Understandably, the Green Party were even more unhappy with this than were the BBC with his stand on the poll tax, and parted company with him. Icke then showed the full extent of his gullibility by claiming in print that the grand conspiracy was planning to impose a world government, a world bank, a world army, and “a microchipped population connected to a global computer.”

He named these conspirators – which included the Bilderberg Group – as the Illuminati, an alternative name for which is the New World Order. In the late 1970s and early 80s, the only people who used the phrase New World Order in print were right wing “cranks” like Gary Allen and those wicked Nazis and anti-Semites. Now, the whole world is talking about the New World Order, and even its proponents use the phrase openly.

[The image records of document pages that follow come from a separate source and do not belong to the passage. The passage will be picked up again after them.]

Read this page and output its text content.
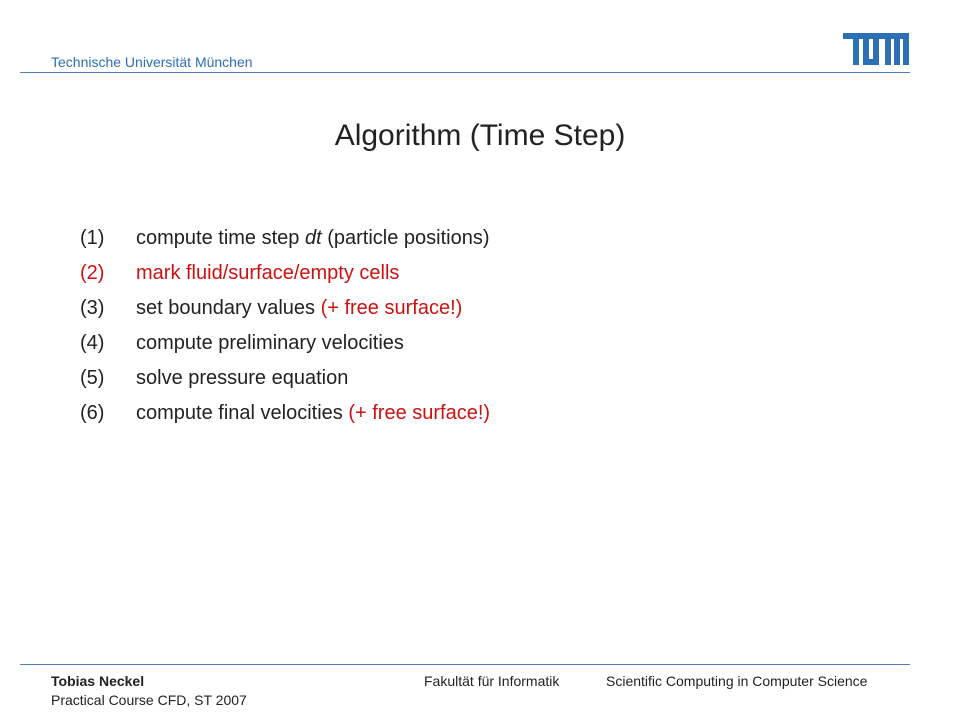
Technische Universität München
Algorithm (Time Step)
(1) compute time step dt (particle positions)
(2) mark fluid/surface/empty cells
(3) set boundary values (+ free surface!)
(4) compute preliminary velocities
(5) solve pressure equation
(6) compute final velocities (+ free surface!)
Tobias Neckel
Practical Course CFD, ST 2007
Fakultät für Informatik	Scientific Computing in Computer Science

And increasingly, David Icke is becoming to look less like a lunatic and more like a prophet, especially now that he has dropped most of his mystical nonsense and begun talking about how money is created and controlled, and what we the people must do to take back control from the private cartel of the Federal Reserve and the world banking system.

It may be some time yet before we all have microchips implanted in the backs of our necks, but the growth of CCTV and other tracking devices including for cars and mobile phones is not a bad substitute for total surveillance. The one bright spot is that if they are constantly watching us, we are watching them too. And they don’t like it!

It is also true that the Insiders don’t have it all their own way. Jimmy Carter was all but unknown when he decided to run for President, the former Governor of Georgia, and a fairly minor politician on the national stage. In 1973, he became a founder member of the Trilateral Commission, and four years later he was sitting in the White House, but as Robert Eringer said in Global Manipulators, once he was there he turned his back on David Rockefeller without whose patronage he would not have won the Presidential race, and for the next four years ran the country using his Georgia Mafia.

It remains to be seen if the current President will be quite so independent, although so far he has not disappointed. Both Hillary Clinton and Barack Obama attended the 2008 meeting of Bilderberg, which was held in Northern Virginia. They both appear to have tried to pass this off as a heads up meeting between the two then contenders for the Democratic nomination, but word leaked out. Does that mean they were both in the pockets of the New World Order? Hardly. For one thing, Obama made a point about financing his campaign from small donors. And immediately after his albeit controversial authorisation of the execution of Osama Bin Laden, he made it clear that he wants a two-state solution to the long running Israel/Palestine saga, and that he wants it sooner rather than later, and with 1967 borders. And, surprise, surprise, the Zionist lobby, which some claim actually controls America, not only acquiesced without a squeak, they actually applauded him.

This indicates that Obama is not quite the marionette he is made out to be in some quarters, although it remains to be seen if he can deliver on the Middle East as easily as he did on Bin Laden. It may also indicate that in view of the Arab Spring, the Western power elites, including the Bilderberg Group, are re-evaluating their assessment of the true value of Israel in a world where oil supplies are dwindling rapidly, and where the Arabs have the bulk of it while the Jews have none.